Ankèt

Quel est le sens des fêtes nationales en Haïti ces dernières années ?

Autrefois, les fêtes nationales en Haïti étaient des moments de fierté, de mémoire collective et d’unité. On s’en souvient : des défilés colorés, des discours vibrants, des cérémonies empreintes de dignité. Ces dates symboliques — qu’il s’agisse du 1er janvier, du 2 janvier ou du 18 mai — rappelaient les luttes fondatrices du peuple haïtien, les victoires contre l’oppression et la grandeur d’un passé arraché au prix du sang.

Mais aujourd’hui, que reste-t-il de cette ferveur ? Le drapeau flotte encore, certes, mais souvent dans un ciel assombri par la peur, le deuil ou l’indifférence. Les fêtes nationales semblent désormais se résumer à quelques publications officielles sur les réseaux sociaux, des cérémonies protocolaires désertées par le peuple et des discours creux prononcés par des dirigeants coupés de la réalité.

Dans un pays où les balles remplacent les feux d’artifice, où les enfants apprennent l’hymne national entre deux sirènes de panique, où les héros tombent sans statue ni reconnaissance, célébrer la nation devient un acte presque absurde. Peut-on véritablement parler de souveraineté lorsque des territoires entiers sont contrôlés par des groupes armés ? Peut-on saluer l’indépendance alors que la majorité vit sous la dépendance de l’aide humanitaire ? Peut-on chanter la liberté alors que tant de gens sont retenus en otage, physiquement ou socialement ?

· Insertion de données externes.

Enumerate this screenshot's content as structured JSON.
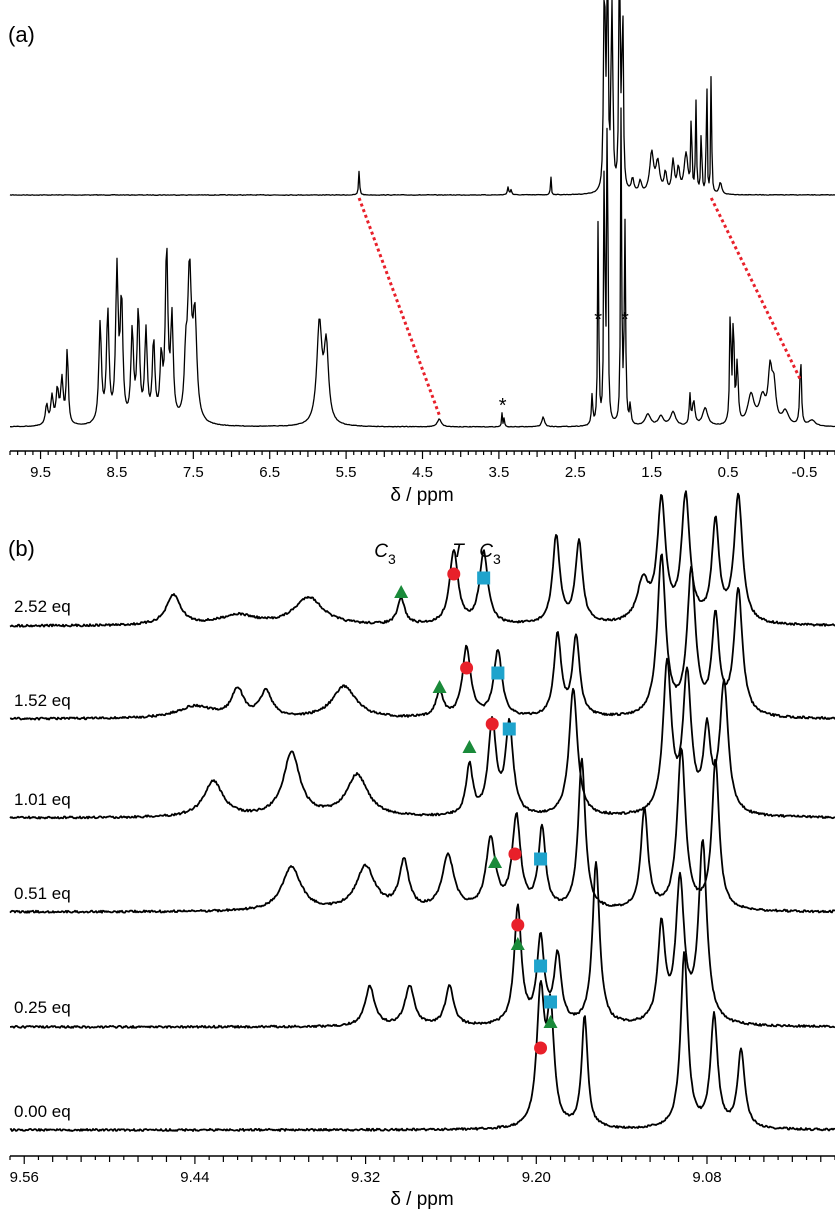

Le sens des fêtes nationales s’érode. Non pas parce que les dates ont perdu leur importance, mais parce que l’État lui-même a déserté son rôle. Il est difficile de commémorer la gloire passée quand le présent est fait d’abandon, de peur et d’injustice. La mémoire nationale s’étiole lorsque les symboles ne sont plus incarnés par des actes, mais recyclés à vide pour des raisons protocolaires.

Et pourtant, tout n’est pas perdu. Le peuple haïtien, dans sa résilience quotidienne, continue de porter en lui les braises d’une fierté profonde. Peut-être est-il temps de redonner un sens à ces dates, non pas à travers des discours officiels, mais en célébrant celles et ceux qui, dans l’ombre, continuent de faire vivre Haïti : les enseignants sous-payés, les infirmières épuisées, les jeunes qui refusent l’exil, les artistes, les militants, les agriculteurs, qui ne portent que les noms, les anonymes.

Redonner du sens aux fêtes nationales, ce n’est pas répéter le passé avec nostalgie. C’est exiger un présent à la hauteur de ce passé. C’est faire en sorte que les luttes d’hier ne soient pas trahies par les compromissions d’aujourd’hui.